I pastori si sono adoperati con grande fantasia, non sempre illuminata, per la verità – portare per le strade da soli l’ostensorio con il Santissimo Sacramento benedicendo chi si affacciava dalla finestra (?), e trovate simili – per rendere possibile un minimo di partecipazione, presiedendo assemblee virtuali, rappresentate da qualche ministrante e offrendo a chi voleva la possibilità di seguire in streaming la celebrazione della liturgia delle Ore e soprattutto quella dell’eucaristia domenicale e quelle del triduo pasquale. La dolorosa esperienza ci ha costretto ad aprire gli occhi sul fatto che
le situazioni di sofferenza e di povertà che richiedono un adattamento creativo della liturgia non sono estranee a nessuno, e costituiscono una straordinaria lezione per i casi contemplati dal presente fascicolo. Premesso che
non c’è soltanto la messa e che la partecipazione consapevole, attiva e piena, interiore ed esteriore alle azioni liturgiche, costitutiva della liturgia, che è azione di Cristo e della chiesa, in forza dell’iniziazione è diritto e dovere
di ogni battezzato, che
per ritus et preces entra nel mistero pasquale contenuto di ogni celebrazione, per cui la celebrazione esige la presenza partecipe dell’assemblea, l’impossibilità fisica di partecipare pienamente
non esime dal ricorrere a tutti i mezzi che non pregiudichino la natura della liturgia – azione di Cristo mediatore tra Dio e gli uomini, che attraverso azioni simboliche rituali attua il suo mistero pasquale – e siano rispettose delle persone. Perciò, fatta salva la liberta di Cristo, che in forza dell’incarnazione rispetta certamente la grammatica ecclesiale e rituale, ma non è costretto dentro di essa e, in presenza della fede, può comunicare se stesso e il suo Spirito anche prescindendo dai riti
, è dovere della comunità cristiana facilitare in ogni modo la partecipazione possibile, in ogni situazione, venendo incontro in modo particolare a coloro che a causa di limitazioni sono in situazione di sofferenza: detenuti, disabili, malati di depressione, malati di Alzheimer, malati terminali, inventando i modi più adatti per renderli soggetti attivi. Le celebrazioni presiedute da papa Francesco viste in televisione con la traduzione simultanea nel linguaggio dei non udenti costituiscono un incoraggiamento ad osare. Ciò che conta è la convinzione del dovere che ha la Chiesa di venire incontro a tutte le umane povertà.

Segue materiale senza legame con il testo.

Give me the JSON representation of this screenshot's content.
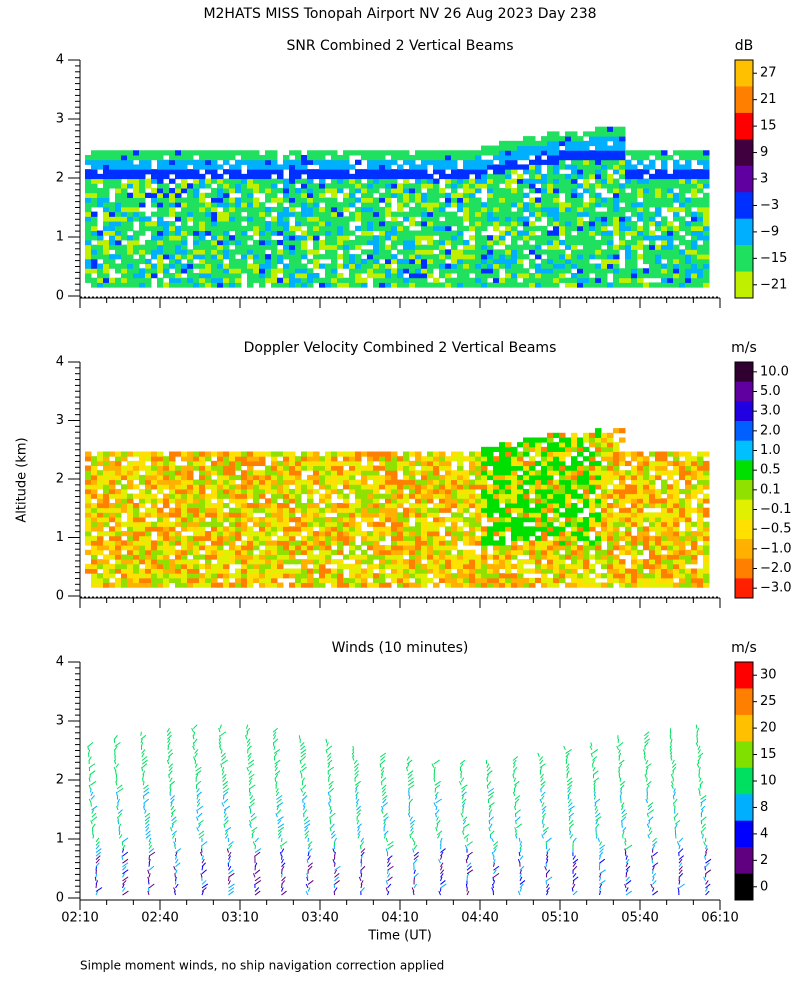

Il rituale dell’Unzione e della Cura pastorale degli infermi offre in proposito una lezione di metodo, quando afferma che i malati, qualunque sia lo stato della loro infermità, non sono soltanto oggetto di cure, ma hanno nella chiesa una missione da compiere e una testimonianza da offrire: rammentare a chi è in salute che ci sono beni essenziali e duraturi da tener presenti, e che solo il mistero della morte e risurrezione di Cristo può redimere e salvare questa nostra vita mortale (
SUCPI 3). Questo principio vale per tutti coloro che si trovano in situazione di particolare disagio, soggetti a qualunque limitazione e povertà: essi sono soggetti attivi della chiesa. Da ciò deriva il diritto a un adattamento della liturgia alla loro particolare situazione. Il rituale raccomanda poi di prestare attenzione, nella celebrazione con gli infermi, allo stato di prostrazione e agli alti e bassi del loro fisico, anche nel corso della medesima giornata o di una stessa ora. Proprio per questo sarà possibile, secondo i casi, abbreviare la celebrazione (
SUCPI 40a) e adattarla alla situazione se il malato è degente in ospedale, e gli altri infermi della sala o della corsia rimangono del tutto estranei alla celebrazione (
ibid., 41). Sono tutti suggerimenti preziosi che valgono pure per gli altri casi di sofferenza.